There's an obscure problem on Linux/*nix that results in dates shifted back by 1 month.
This behaviour is caused by different dbdatecrack() prototypes in Sybase Open Client
DB-Library/C and the Microsoft SQL DB Library for C. The first one returns month as 0..11
whereas the second gives month as 1..12. See
this FreeTDS mailing list post,
Microsoft manual for dbdatecrack(), and
Sybase manual for dbdatecrack() for details.
FreeTDS, which is used on Linux/*nix to connect to Sybase and MS SQL servers, tries
to imitate both modes:
- default behaviour, when compiled without
--enable-msdblib , gives
dbdatecrack() which is Sybase-compatible,
- when configured with
--enable-msdblib , the dbdatecrack()
function is compatible with MS SQL specs.
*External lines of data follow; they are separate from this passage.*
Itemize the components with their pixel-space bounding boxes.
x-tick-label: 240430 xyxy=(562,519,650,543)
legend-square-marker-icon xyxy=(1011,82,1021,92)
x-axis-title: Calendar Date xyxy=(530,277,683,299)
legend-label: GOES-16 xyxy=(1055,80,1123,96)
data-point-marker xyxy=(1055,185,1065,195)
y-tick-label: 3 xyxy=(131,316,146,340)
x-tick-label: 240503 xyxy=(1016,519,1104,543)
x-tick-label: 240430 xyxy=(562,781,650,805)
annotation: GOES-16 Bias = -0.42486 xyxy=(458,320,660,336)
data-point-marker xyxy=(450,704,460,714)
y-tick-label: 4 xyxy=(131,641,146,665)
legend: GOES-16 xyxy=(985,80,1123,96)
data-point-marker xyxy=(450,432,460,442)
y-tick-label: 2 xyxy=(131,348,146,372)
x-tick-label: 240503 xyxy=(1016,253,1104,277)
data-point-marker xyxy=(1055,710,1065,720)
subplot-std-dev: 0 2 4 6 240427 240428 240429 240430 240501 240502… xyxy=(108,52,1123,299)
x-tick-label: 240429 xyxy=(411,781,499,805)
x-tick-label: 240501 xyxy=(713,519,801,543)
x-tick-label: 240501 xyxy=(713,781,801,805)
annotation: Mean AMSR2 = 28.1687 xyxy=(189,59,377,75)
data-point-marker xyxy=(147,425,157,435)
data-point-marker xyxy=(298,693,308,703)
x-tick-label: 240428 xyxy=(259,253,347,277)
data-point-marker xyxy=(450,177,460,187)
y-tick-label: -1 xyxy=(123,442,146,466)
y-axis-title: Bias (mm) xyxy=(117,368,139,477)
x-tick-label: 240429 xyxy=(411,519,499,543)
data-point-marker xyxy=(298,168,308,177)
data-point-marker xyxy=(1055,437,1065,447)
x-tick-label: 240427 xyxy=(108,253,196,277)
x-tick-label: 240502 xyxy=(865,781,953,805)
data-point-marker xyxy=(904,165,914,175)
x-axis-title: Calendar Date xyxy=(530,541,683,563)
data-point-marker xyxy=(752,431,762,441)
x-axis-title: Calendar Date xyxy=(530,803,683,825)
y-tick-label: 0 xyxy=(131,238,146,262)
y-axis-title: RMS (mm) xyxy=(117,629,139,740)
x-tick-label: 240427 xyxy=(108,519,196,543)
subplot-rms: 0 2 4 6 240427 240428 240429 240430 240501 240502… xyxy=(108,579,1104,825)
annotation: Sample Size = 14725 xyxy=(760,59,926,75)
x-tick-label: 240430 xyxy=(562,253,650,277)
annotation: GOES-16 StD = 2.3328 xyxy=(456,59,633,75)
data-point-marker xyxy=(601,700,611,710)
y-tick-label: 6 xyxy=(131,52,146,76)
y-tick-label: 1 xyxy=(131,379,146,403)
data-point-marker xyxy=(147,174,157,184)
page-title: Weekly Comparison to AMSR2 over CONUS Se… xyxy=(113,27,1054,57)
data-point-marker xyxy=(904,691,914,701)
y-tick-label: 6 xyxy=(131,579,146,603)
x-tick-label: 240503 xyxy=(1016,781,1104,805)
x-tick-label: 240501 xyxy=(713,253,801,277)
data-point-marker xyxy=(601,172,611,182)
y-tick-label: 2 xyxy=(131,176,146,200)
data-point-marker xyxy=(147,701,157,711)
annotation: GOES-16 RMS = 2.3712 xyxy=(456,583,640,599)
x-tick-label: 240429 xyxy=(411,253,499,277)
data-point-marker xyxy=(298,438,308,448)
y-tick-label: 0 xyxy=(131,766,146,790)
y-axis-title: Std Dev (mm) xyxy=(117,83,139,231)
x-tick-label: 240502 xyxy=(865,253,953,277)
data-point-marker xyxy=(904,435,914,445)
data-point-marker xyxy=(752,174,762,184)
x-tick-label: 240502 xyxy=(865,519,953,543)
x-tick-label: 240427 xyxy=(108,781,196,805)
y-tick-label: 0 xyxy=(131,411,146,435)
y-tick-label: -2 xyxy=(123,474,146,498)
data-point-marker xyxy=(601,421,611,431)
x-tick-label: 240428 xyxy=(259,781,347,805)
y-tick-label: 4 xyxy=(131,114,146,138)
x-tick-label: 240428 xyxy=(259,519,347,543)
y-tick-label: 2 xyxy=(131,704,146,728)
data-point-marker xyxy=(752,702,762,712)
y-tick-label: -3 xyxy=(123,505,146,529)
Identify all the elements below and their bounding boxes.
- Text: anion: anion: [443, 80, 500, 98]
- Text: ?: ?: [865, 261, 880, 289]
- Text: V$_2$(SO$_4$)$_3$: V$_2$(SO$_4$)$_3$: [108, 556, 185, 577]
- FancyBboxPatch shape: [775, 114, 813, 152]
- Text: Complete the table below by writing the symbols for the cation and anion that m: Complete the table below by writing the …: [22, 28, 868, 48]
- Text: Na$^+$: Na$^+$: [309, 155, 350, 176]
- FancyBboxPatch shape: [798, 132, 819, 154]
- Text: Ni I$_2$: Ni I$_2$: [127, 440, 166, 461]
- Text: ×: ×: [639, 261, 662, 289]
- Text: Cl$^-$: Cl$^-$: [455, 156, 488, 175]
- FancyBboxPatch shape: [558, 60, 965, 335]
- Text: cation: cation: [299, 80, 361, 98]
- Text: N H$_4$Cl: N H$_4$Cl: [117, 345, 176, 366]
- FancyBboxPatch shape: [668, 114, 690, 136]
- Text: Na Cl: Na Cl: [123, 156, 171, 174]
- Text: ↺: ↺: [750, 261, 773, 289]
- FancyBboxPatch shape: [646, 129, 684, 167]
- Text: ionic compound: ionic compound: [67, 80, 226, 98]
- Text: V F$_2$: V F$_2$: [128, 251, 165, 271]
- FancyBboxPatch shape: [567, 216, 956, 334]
pymssql requires MS SQL mode, evidently. Unfortunately at runtime we can't
reliably detect which mode FreeTDS was compiled in (as of FreeTDS 0.63).
Thus at runtime it may turn out that dates are not correct. If there was a way to
detect the setting, pymssql would be able to correct dates on the fly.
If you can do nothing about FreeTDS, there's a workaround. You can redesign your
queries to return string instead of bare date:
SELECT datecolumn
FROM tablename
can be rewritten into:
SELECT
CONVERT(CHAR(10),datecolumn,120)
AS datecolumn FROM tablename
This way SQL will send you string representing the date instead of binary date in
datetime or smalldatetime format, which has to be processed by FreeTDS and pymssql.
On Windows there's no problem at all, because we link with MS library, which
is compatible with SQL Server, obviously.